Idea e struttura sono tutto. Realizzo uno scheletro del mostro, molto preciso, e solo dopo lo riempio con la carne. Ogni giorno aggiungo più carne, poi sangue, lacrime, sperma, finché non prende vita. Quando è vivo, ho finito. Ma tutto questo può avvenire solo se si progetta prima nel dettaglio lo scheletro.

Quante riscritture fai? Tendi giù a buttare giù prima tutto o cesellare passo passo?

Scrivo pulito perché scrivo senza fretta. Direi che il 95% del testo esce già pulito, già come deve essere. Non mi capita mai di cancellare o buttare via delle parti o anche solo delle frasi, ma in realtà è una questione di esperienza. Oggi, quando mi metto a scrivere, so quello che voglio: ho l’idea e la voce e lo scheletro, e solo a quel punto scrivo. Dunque, quando scrivo, scrivo pulito. Perché se c’è l’invenzione, tutto quello che segue è pura e semplice realizzazione.

Scrivi più libri in contemporanea?

No. Non sono Dostoesvskij. Grazie a Dio. Non mi sono mai messo addosso una furia esistenziale di concludere la mia ‘opera complessiva’. Al contrario, per me è importante fare pause tra i romanzi. Ora sono in mezzo a una pausa di due anni.0-vladimir-sorokin

Carta o computer?

Normalmente uso il laptop, ma se scrivo poesie uso la carta.

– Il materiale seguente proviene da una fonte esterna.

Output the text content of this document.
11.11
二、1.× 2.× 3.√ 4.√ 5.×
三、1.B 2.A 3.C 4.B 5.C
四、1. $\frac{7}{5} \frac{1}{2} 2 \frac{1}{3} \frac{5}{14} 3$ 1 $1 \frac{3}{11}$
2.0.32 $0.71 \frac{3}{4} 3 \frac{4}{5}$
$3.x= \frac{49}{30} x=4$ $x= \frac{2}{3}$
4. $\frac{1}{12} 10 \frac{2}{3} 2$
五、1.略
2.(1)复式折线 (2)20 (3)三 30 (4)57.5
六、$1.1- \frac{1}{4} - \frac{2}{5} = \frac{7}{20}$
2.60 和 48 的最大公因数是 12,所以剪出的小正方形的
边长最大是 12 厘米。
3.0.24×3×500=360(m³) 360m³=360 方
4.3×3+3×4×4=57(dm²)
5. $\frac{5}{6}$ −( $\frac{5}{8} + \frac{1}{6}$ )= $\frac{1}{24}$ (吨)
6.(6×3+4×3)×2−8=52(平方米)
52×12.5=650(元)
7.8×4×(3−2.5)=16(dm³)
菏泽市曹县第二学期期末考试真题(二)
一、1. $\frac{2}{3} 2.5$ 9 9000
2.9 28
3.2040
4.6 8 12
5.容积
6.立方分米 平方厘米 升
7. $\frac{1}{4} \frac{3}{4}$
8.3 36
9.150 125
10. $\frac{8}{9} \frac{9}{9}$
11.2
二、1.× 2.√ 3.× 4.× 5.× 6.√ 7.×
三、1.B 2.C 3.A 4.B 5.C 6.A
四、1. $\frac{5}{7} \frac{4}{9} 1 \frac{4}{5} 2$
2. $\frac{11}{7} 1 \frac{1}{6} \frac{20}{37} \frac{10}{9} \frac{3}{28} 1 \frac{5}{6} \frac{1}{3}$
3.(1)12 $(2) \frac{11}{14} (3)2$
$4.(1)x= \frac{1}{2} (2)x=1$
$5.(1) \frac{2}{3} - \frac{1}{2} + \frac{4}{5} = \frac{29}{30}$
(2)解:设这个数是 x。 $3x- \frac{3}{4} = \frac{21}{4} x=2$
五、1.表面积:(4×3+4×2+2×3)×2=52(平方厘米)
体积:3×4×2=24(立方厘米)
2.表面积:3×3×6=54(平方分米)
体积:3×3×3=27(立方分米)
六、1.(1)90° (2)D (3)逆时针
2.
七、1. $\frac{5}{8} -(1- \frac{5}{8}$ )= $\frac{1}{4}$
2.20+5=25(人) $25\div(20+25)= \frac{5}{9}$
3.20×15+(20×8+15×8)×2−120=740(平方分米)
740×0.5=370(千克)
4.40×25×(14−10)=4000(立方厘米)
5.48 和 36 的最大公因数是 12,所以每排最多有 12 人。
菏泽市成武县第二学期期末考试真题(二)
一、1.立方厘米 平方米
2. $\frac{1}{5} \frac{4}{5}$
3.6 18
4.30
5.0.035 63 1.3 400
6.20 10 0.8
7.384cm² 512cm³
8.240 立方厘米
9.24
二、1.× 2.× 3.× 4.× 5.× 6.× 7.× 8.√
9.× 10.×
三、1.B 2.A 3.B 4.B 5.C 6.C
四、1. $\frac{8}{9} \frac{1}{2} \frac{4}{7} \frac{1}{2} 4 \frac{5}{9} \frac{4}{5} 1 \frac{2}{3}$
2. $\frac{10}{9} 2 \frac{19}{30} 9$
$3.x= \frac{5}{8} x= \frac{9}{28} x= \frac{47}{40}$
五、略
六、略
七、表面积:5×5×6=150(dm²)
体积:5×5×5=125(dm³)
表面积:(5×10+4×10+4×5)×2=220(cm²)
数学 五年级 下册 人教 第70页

Tic o rituali per favorire la concentrazione?

Credo in Dio ma non nei riti. Niente, quindi. Anche se in realtà qualcosa c’è. Reputo molto importante distribuire le forze. Non bisogna mai disperdere le forze. Mai. Uno scacchista deve controllare tutte e sessantaquattro le caselle, sempre. Dunque per bilanciare bene i lavori di un romanzo, per avere sempre sotto controllo ogni aspetto, è essenziale capire il tipo di sforzo richiesto da ognuno di essi e saperlo distribuire all’interno del tempo di lavoro. Non è esattamente un rituale, ma non è neanche solo metodo. È una disciplina interiore. Infatti quando poi scrivo, anche se vengo da una pausa molto lunga, scrivo ogni giorno, assolutamente ogni giorno, senza intervalli.

Come hai esordito?

La Coda,
il mio primo libro, fu pubblicato da una casa editrice di russi emigrati a Parigi. Avevo ventotto anni e il libro era stato scritto nell’83, in epoca sovietica, in un periodo peraltro difficilissimo. Un romanzo del genere era impossibile da pubblicare in patria. Inoltre il manoscritto non doveva cadere nelle mani del KGB. Volle il fato che una slavista che conoscevo fotocopiasse la mia unica copia e la desse a questo editore tramite l’ambasciata francese. Il romanzo capitò in mano alla segretaria di Sinjavskij, e quando lo lessero lui e sua moglia Maria Rosanova, decisero di pubblicarlo. Sia lodato il Signore: mai ho dovuto proporre personalmente un mio testo a una casa editrice, o peggio ancora perorarne la causa. So che si tratta di una evenienza molto fortunata.

Come è cambiato il tuo modo di lavorare da allora?

Il mio modo di lavorare cambia completamente a ogni mio libro. Quando si parla di stile la cosa fondamentale per me è che ogni nuova opera ricominci dalla pagina bianca. Non deve tanto parlarsi con le precedenti, ma corrispondere a ciò che sarà il proprio contenuto. Forma e contenuto. Forse per questo i critici conservatori dichiarano che non ho uno stile: in realtà cambio stile deliberatamente perché ogni idea deve avere la propria intonazione. Faccio pause tra un romanzo e l’altro anche perché prima di mettermi a scrivere devo cogliere questa intonazione, questa melodia stilistica e formale e mettermi completamente al suo servizio. Posso paragonarmi a un serpente che esce dalla vecchia pelle e se la lascia dietro per generarne una nuova a ogni libro. Per questo oggi scrivo in modo diverso non solo da allora, ma dai periodi in cui ho scritto ogni altro mio libro.

Le opere che più ti hanno influenzato per quanto riguarda la pratica e il mestiere della scrittura.

Tutte e nessuna. Non c’è un libro sopra gli altri. Nel mio studio tutti i grandi classici della letteratura russa sono alle mie spalle e ogni tanto inclino la sedia e ci appoggio le spalle sopra, per riposare.

“Esisti” online?

Internet è solo uno strumento di lavoro, non di identità. Lo uso sempre, ormai sarebbe ipocrita dire che non è uno strumento cruciale per qualunque scrittore. Ma lo uso esclusivamente per la ricerca.